Some notes on the structure of Go binaries (primarily for ELF)
I'll start with the background. I keep around a bunch of third party
programs written in Go, and one of the things that I do periodically
is rebuild them, possibly because I've updated some of them to
their latest versions. When doing this,
it's useful to have a way to report the package that a Go binary was
built from, ideally a fast way. I have traditionally used binstale
for this, but it's not
fast. Recently I tried out gobin
,
which is fast and looked like it had great promise, except that I
discovered it didn't report about all of my binaries. My attempts to
fix that resulted in various adventures but only partial success.
All of the following is mostly for ELF
format binaries, which is the binary format used on most Unixes
(except MacOS). Much of the general information applies to other
binary formats that Go supports, but the specifics will be different.
For a general introduction to ELF, you can see eg here.
Also, all of the following assumes that you haven't stripped the
Go binaries, for example by building with '-w
' or '-s
'.
All Go programs have a .note.go.buildid
ELF section that has the
build ID (also).
If you read the ELF sections of a binary and it doesn't have that,
you can give up; either this isn't a Go binary or something deeply
weird is going on.
Programs built as Go modules contain an
embedded chunk of information about the modules used in building
them, including the main program; this can be printed with 'go
version -m <program>
'. There is no official interface to extract
this information from other binaries (inside a program you can use
runtime/debug.ReadBuildInfo()
), but it's
currently stored in the binary's data section as a chunk of plain
text. See version.go
for how Go itself finds and extracts this information, which is
probably going to be reasonably stable (so that newer versions of
Go can still run 'go version -m <program>
' against programs built
with older versions of Go). If you can extract this information
from a binary, it's authoritative, and it should always be present
even if the binary has been stripped.
If you don't have module information (or don't want to copy
version.go's code in order to extract it), the only approach I know
to determine the package a binary was built from is to determine
the full file path of the source code where main()
is, and then
reverse engineer that to create a package name (and possibly a
module version). The general approach is:
- extract Go debug data from the binary and use debug/gosym to create a
LineTable
and aTable
. - look up the
main.main
function in the table to get its starting address, and then useTable.PCToLine()

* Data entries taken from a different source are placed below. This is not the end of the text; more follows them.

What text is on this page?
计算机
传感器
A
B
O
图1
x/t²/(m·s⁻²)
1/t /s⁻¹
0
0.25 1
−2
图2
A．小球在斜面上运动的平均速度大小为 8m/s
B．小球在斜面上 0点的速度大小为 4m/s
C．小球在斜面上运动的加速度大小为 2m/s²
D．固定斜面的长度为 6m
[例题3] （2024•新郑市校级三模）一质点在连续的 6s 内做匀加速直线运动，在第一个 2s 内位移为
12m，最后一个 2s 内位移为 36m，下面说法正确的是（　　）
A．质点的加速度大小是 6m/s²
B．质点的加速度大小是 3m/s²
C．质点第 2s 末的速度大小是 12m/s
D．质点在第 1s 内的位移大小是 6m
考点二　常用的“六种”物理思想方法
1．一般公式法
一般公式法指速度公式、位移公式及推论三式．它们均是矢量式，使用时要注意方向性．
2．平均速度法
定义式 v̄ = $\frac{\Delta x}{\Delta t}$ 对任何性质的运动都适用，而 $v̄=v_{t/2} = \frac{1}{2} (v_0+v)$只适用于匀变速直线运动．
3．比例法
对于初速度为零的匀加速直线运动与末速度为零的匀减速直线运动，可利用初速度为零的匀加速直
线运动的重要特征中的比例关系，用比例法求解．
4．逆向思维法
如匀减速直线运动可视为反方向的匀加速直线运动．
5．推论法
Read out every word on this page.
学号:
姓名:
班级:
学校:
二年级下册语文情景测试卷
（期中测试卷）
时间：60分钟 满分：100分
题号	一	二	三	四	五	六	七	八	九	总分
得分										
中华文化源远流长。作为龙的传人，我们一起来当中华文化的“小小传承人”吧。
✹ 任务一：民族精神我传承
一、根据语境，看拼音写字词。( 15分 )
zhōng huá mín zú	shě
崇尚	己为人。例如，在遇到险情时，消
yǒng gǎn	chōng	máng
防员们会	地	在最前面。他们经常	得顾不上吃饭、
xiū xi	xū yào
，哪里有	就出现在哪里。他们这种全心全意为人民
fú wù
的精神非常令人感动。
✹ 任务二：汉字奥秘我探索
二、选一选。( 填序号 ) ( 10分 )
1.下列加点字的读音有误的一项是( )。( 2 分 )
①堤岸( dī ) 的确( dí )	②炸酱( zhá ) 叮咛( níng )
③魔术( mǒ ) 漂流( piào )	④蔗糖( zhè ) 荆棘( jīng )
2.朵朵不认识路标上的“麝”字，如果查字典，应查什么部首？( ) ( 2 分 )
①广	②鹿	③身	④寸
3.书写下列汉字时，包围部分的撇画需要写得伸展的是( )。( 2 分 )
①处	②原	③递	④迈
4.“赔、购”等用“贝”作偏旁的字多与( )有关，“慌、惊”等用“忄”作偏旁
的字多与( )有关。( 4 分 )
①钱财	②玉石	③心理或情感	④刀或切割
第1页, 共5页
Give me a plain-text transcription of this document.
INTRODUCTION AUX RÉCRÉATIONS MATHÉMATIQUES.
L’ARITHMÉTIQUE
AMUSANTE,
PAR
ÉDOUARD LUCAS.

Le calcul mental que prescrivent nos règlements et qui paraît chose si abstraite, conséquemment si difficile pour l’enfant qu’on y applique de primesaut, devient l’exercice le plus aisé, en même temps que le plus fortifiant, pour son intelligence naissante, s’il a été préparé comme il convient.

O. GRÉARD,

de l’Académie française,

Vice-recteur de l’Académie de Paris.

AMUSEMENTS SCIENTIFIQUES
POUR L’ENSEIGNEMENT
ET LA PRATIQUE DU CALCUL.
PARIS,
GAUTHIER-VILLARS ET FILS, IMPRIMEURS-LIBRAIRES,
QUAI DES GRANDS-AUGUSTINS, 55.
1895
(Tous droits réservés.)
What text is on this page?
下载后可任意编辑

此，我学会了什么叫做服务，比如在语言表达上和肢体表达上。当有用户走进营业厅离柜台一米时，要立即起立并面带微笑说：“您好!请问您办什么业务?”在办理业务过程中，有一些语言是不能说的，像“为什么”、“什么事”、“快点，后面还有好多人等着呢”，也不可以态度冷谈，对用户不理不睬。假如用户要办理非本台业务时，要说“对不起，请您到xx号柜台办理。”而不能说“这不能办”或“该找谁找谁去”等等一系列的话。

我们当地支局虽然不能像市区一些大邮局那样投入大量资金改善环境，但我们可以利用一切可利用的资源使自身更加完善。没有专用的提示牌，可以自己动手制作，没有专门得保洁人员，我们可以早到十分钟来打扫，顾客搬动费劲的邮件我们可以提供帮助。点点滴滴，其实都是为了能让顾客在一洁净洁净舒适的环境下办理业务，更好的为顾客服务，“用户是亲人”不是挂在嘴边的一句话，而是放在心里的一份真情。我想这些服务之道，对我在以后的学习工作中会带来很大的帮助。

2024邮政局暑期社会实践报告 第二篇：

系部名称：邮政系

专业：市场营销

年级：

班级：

to get the file name for that starting address. - convert the file name into a package name.
Binaries built from $GOPATH
will have file names of the form
$GOPATH/src/example.org/fred/cmd/barney/main.go
. If you take the
directory name of this and take off the $GOPATH/src
part, you
have the package name this was built from. This includes module-aware
builds done in $GOPATH
. Binaries built directly from modules with
'go get example.org/fred/cmd/barney@latest
' will have a file path
of the form $GOPATH/pkg/mod/example.org/fred@v.../cmd/barney/main.go
.
To convert this to a module name, you have to take off '$GOPATH/pkg/mod/
'
and move the version to the end if it's not already there. For
binaries built outside some $GOPATH
, with either module-aware
builds or plain builds, you are unfortunately on your own; there
is no general way to turn their file names into package names.
(There are a number of hacks if the source is present on your local
system; for example, you can try to find out what module or VCS
repository it's part of if there's a go.mod
or VCS control directory
somewhere in its directory tree.)
However, to do this you must first extract the Go debug data from
your ELF binary. For ordinary unstripped Go binaries, this debugging
information is in the .gopclntab
and .gosymtab
ELF sections of
the binary, and can be read out with debug/elf/File.Section()
and Section.Data()
. Unfortunately,
Go binaries that use cgo do not have these Go ELF sections. As
mentioned in Building a better Go linker:
For “cgo” binaries, which may make arbitrary use of C libraries, the Go linker links all of the Go code into a single native object file and then invokes the system linker to produce the final binary.
This linkage obliterates .gopclntab
and .gosymtab
as separate
ELF sections. I believe that their data is still there in the final
binary, but I don't know how to extract them. The Go debugger Delve doesn't even try; instead, it
uses the general DWARF
.debug_line
section (or its compressed version), which seems
to be more complicated to deal with. Delve has its DWARF code as
sub-packages, so perhaps you could reuse them to read and process the
DWARF debug line information to do the same thing (as far as I know
the file name information is present there too).
Since I have and use several third party cgo-based programs, this
is where I gave up. My hacked branch of the which
package can deal
with most things short of "cgo" binaries, but unfortunately that's
not enough to make it useful for me.
(Since I spent some time working through all of this, I want to write it down before I forget it.)
PS: I suspect that this situation will never improve for non-module builds, since the Go developers want everyone to move away from them. For Go module builds, there may someday be a relatively official and supported API for extracting module information from existing binaries, either in the official Go packages or in one of the golang.org/x/ additional packages.